6. Başvuru belgelerinin bir örneği bilgi için Adalet Bakanlığına gönderilmiştir.
III. OLAY VE OLGULAR
7. Başvuru formu ve eklerinde ifade edildiği şekliyle ve Ulusal Yargı Ağı Bilişim Sistemi (UYAP) aracılığıyla erişilen bilgi ve belgeler çerçevesinde olaylar özetle şöyledir:
8. Başvurucu, Ardahan'ın Akyaka köyü sınırları içinde kum, çakıl ocağı kırma, yıkama, eleme tesisinin (tesis) işleticisidir.
9. Başvurucu 8/2/2016 tarihinde aynı ilde bulunan Ağzıpek köyü muhtarı tarafından, yerine getirdiği faaliyetiyle hem Kura Nehri'ne hem de Ağzıpek köyüne zarar verdiği gerekçesiyle şikâyet edilmiştir. Şikâyet üzerine 24/2/2016 tarihinde denetim için tesise gelinmiş ancak mevsim şartları nedeniyle tesisin karla kaplı olmasına bağlı olarak denetim başka bir tarihe ertelenmiştir.

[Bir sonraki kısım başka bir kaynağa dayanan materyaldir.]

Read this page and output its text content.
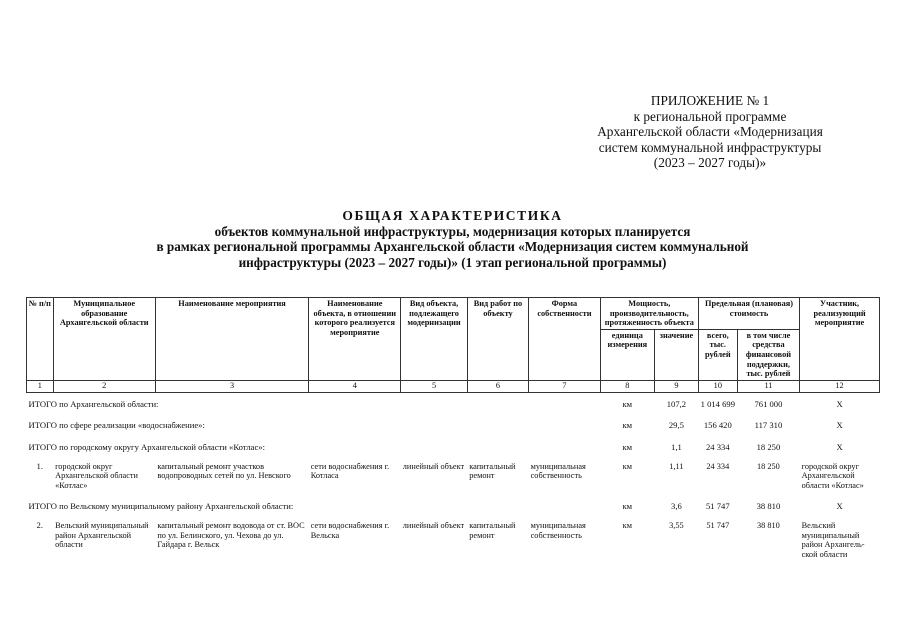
ПРИЛОЖЕНИЕ № 1
к региональной программе
Архангельской области «Модернизация
систем коммунальной инфраструктуры
(2023 – 2027 годы)»
ОБЩАЯ ХАРАКТЕРИСТИКА
объектов коммунальной инфраструктуры, модернизация которых планируется
в рамках региональной программы Архангельской области «Модернизация систем коммунальной
инфраструктуры (2023 – 2027 годы)» (1 этап региональной программы)
№ п/п	Муниципальное образование Архангельской области	Наименование мероприятия	Наименование объекта, в отношении которого реализуется мероприятие	Вид объекта, подлежащего модернизации	Вид работ по объекту	Форма собственности	Мощность, производительность, протяженность объекта		Предельная (плановая) стоимость		Участник, реализующий мероприятие
							единица измерения	значение	всего, тыс. рублей	в том числе средства финансовой поддержки, тыс. рублей	
1	2	3	4	5	6	7	8	9	10	11	12
ИТОГО по Архангельской области:							км	107,2	1 014 699	761 000	Х
ИТОГО по сфере реализации «водоснабжение»:							км	29,5	156 420	117 310	Х
ИТОГО по городскому округу Архангельской области «Котлас»:							км	1,1	24 334	18 250	Х
1.	городской округ Архангельской области «Котлас»	капитальный ремонт участков водопроводных сетей по ул. Невского	сети водоснабжения г. Котласа	линейный объект	капитальный ремонт	муниципальная собственность	км	1,11	24 334	18 250	городской округ Архангельской области «Котлас»
ИТОГО по Вельскому муниципальному району Архангельской области:							км	3,6	51 747	38 810	Х
2.	Вельский муниципальный район Архангельской области	капитальный ремонт водовода от ст. ВОС по ул. Белинского, ул. Чехова до ул. Гайдара г. Вельск	сети водоснабжения г. Вельска	линейный объект	капитальный ремонт	муниципальная собственность	км	3,55	51 747	38 810	Вельский муниципальный район Архангель-ской области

10. Daha sonra başvurucu, aynı ilde bulunan Sugöze köyü muhtarı tarafından 22/6/2016 tarihinde, tesise ait kamyonların köy yolu ile evlere zarar verdiği gerekçesiyle şikâyet edilmiştir. Şikâyet üzerine 3/8/2016 tarihinde tesiste denetim gerçekleştirilmiştir. Denetimde tesiste yetkili ve çalışanın olmadığı, herhangi bir faaliyetin bulunmadığı ve alanda herhangi bir makinenin yer almadığı tutanak altına alınmıştır. Tesisin akıbeti hakkında başvurucu ile gerekli yazışmaların yapılacağı belirtilmiştir.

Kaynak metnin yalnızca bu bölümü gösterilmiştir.